- Mangoana
- Coordinates: 31°17′N 72°30′E﻿ / ﻿31.29°N 72.50°E
- Country: Pakistan
- Province: Punjab
- District: Chiniot
- Time zone: UTC+5 (PST)

= Mangoana =

Mangoana is a locality close to the city of Bhawana in Chiniot District, Punjab, Pakistan. It is situated in the center of Bhawana and Painsra.

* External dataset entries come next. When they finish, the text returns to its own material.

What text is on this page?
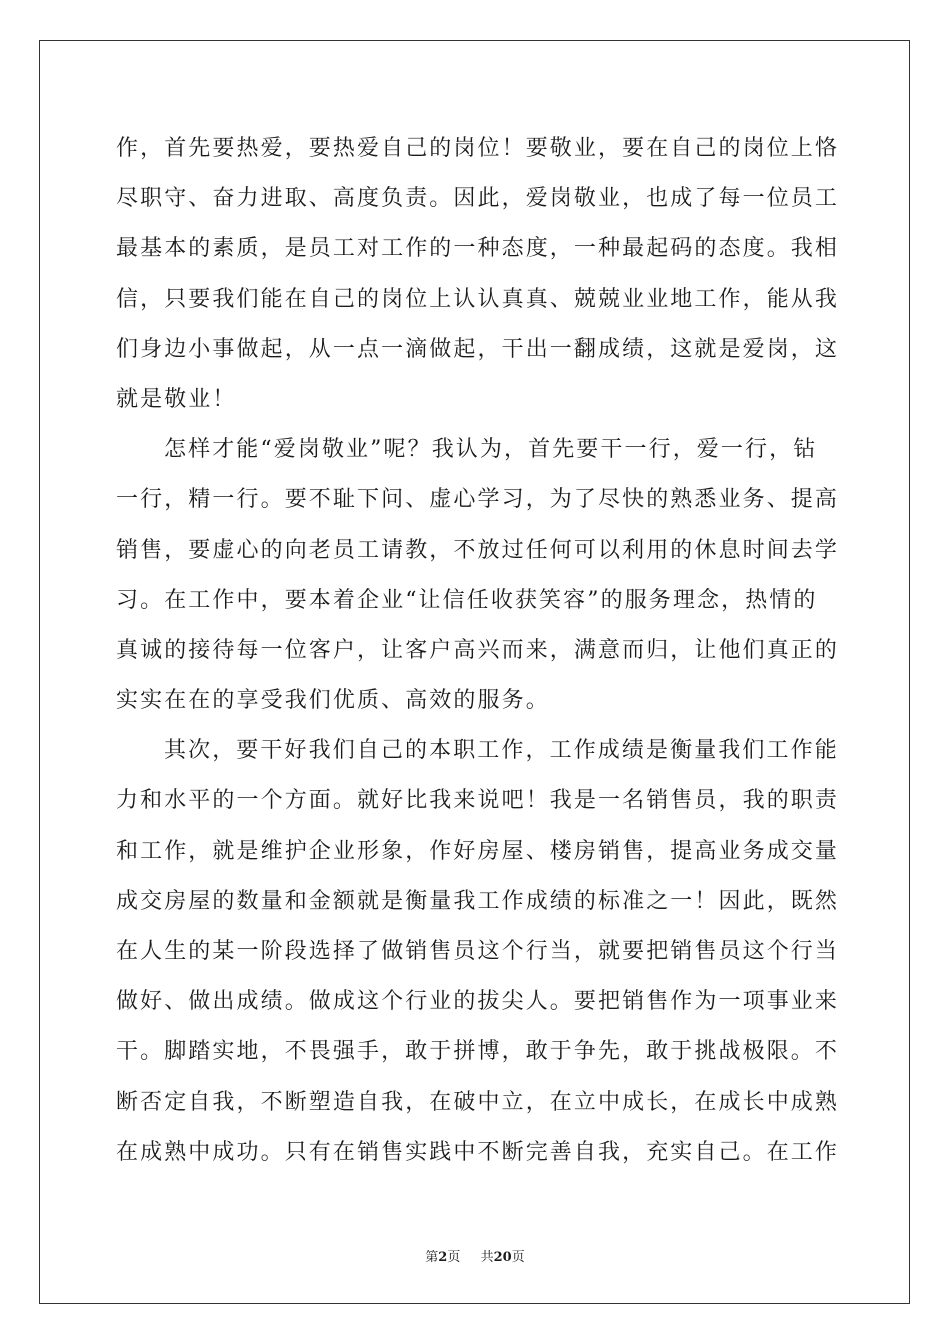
作，首先要热爱，要热爱自己的岗位！要敬业，要在自己的岗位上恪
尽职守、奋力进取、高度负责。因此，爱岗敬业，也成了每一位员工
最基本的素质，是员工对工作的一种态度，一种最起码的态度。我相
信，只要我们能在自己的岗位上认认真真、兢兢业业地工作，能从我
们身边小事做起，从一点一滴做起，干出一翻成绩，这就是爱岗，这
就是敬业！
怎样才能“爱岗敬业”呢？我认为，首先要干一行，爱一行，钻
一行，精一行。要不耻下问、虚心学习，为了尽快的熟悉业务、提高
销售，要虚心的向老员工请教，不放过任何可以利用的休息时间去学
习。在工作中，要本着企业“让信任收获笑容”的服务理念，热情的
真诚的接待每一位客户，让客户高兴而来，满意而归，让他们真正的
实实在在的享受我们优质、高效的服务。
其次，要干好我们自己的本职工作，工作成绩是衡量我们工作能
力和水平的一个方面。就好比我来说吧！我是一名销售员，我的职责
和工作，就是维护企业形象，作好房屋、楼房销售，提高业务成交量
成交房屋的数量和金额就是衡量我工作成绩的标准之一！因此，既然
在人生的某一阶段选择了做销售员这个行当，就要把销售员这个行当
做好、做出成绩。做成这个行业的拔尖人。要把销售作为一项事业来
干。脚踏实地，不畏强手，敢于拼博，敢于争先，敢于挑战极限。不
断否定自我，不断塑造自我，在破中立，在立中成长，在成长中成熟
在成熟中成功。只有在销售实践中不断完善自我，充实自己。在工作
第2页 共20页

Among Mangoana's educational facilities is a Government girls' primary school, the Alfalah Public Model School, which is supervised by Muhammad Ashraf Haral.
The late Hafiz Ghulam Hussain started "Madrasaa Al Ayesha Sadiqah" for girls. Ghulam Hussain and Javaid Iqbal Sialvi performed services in the education field for the whole village.
Javaid Iqbal Sialvi constructed another Madrasaa Al-Fatima tu-Zahra (religious school) for girls in 2008.
These two institutions are in progress and contribute to girls education.
Al-Fatima English Grammar School is famous for primary education.Al- Fatime Girls High school affiliated with Faisalabad Board.
A new college constructed in Mangoana village in 2021, the Bakhtawar Girls College, useful for girls unable to travel far from their homes to study. Muhammad Rafique has sole credit for establishing such a big educational complex in Mangoana.
Mangoana produces many officers, IT specialist, judges and other well educated people.

The main castes of this village are Hanjra, Haral, Chadhar, Rajoka, Sahmal and Bar. The name of an administrative subdistrict (Note: Shown in 1998 Census report as "Mangoana QH". In Pakistan "QH" denotes Qanungo Halqa, an administrative subdistrict).) with a population in 1998 of 74,753.